La guerre semble légitimer les crimes d’une envergure pareille. Mais toujours est-il que c’est l’humanité qui en est offensée. Aucune conscience humaine ne peut se convaincre de pouvoir perpétuer la vie dans un contexte conflictuel. Par voie de conséquence, la tuerie et l’humiliation ne peuvent que constituer une menace pour la survie de l’homme. Ils deviennent automatiquement condamnables à cet effet, dans les sociétés humaines voire intelligentes. De ce fait, ils reçoivent à nouveau le caractère criminel qui sembla les quitter en temps de guerre. Tuer ou humilier un humain est un crime et le crime n’a jamais cessé d’être un crime. Nous nous permettons cette redondance pour insister sur le sens et la portée que revêt cet acte, qu’importe le contexte où il est pratiqué.

La guerre ne justifie pas le crime. Les considérations racistes et xénophobes non plus. Aucune société ne doit cautionner les massacres, les génocides entre autres fléaux sociaux. Les sociétés ne survivent pas au crime social.
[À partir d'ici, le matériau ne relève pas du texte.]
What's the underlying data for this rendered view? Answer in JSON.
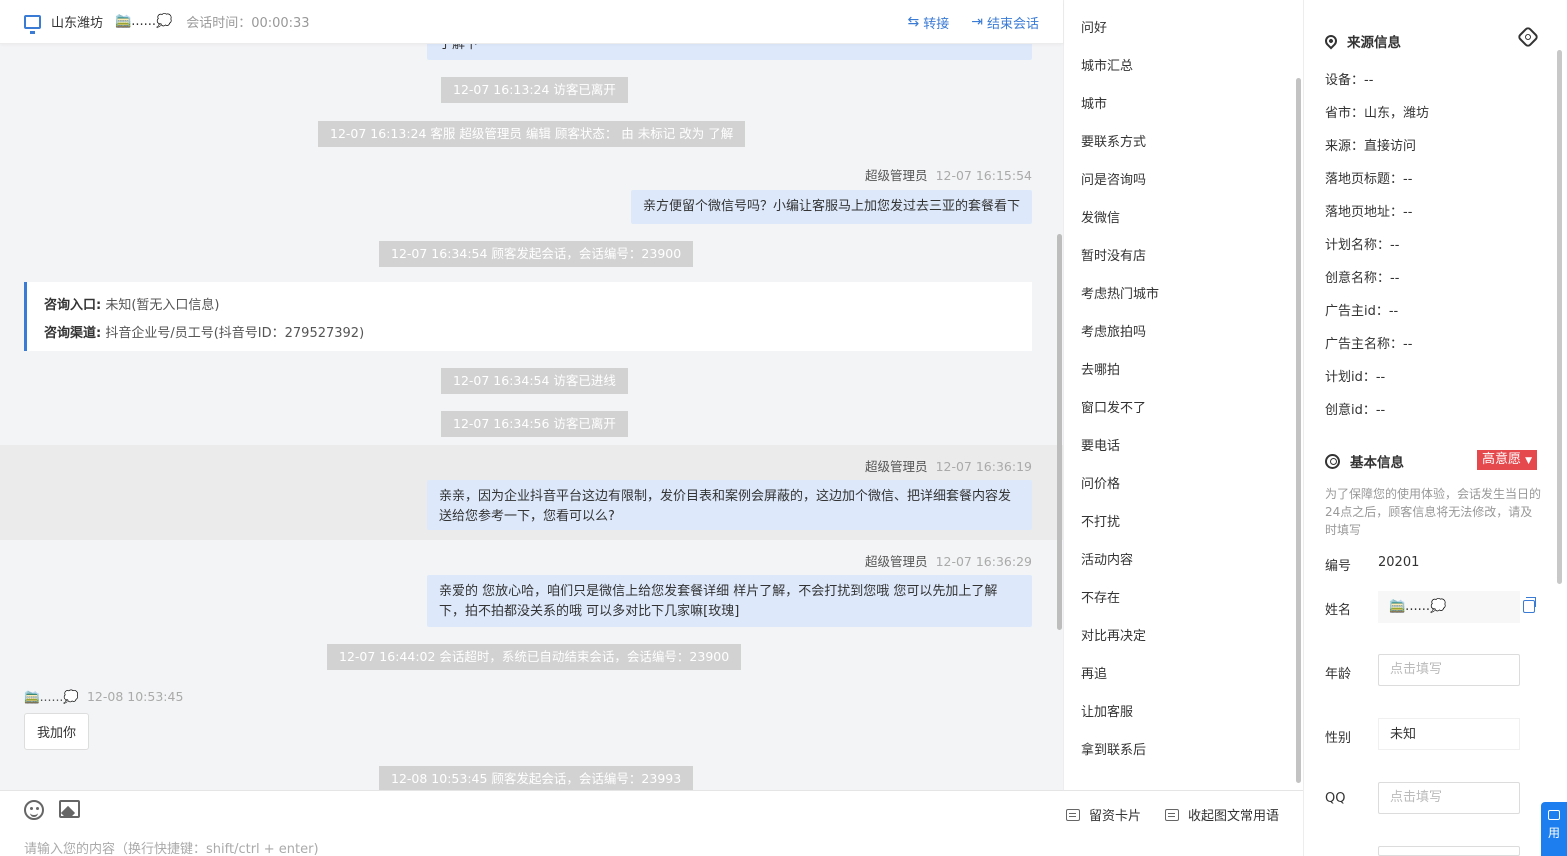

Etant donné qu’ils intègrent le populisme, la tuerie et l’humiliation populaire sont–elles une solution à la résolution d’une crise sociale voire politique? Peuvent - elles être une forme de justice sociale lorsqu’elles sont perpétrées dans le cadre d’un règlement de compte? Quel rapport entre une justice légale et une justice sociale ? Le social est il une chose distincte de la loi ou la loi est elle une entité du social ou s’échapperait-elle de celui-ci ?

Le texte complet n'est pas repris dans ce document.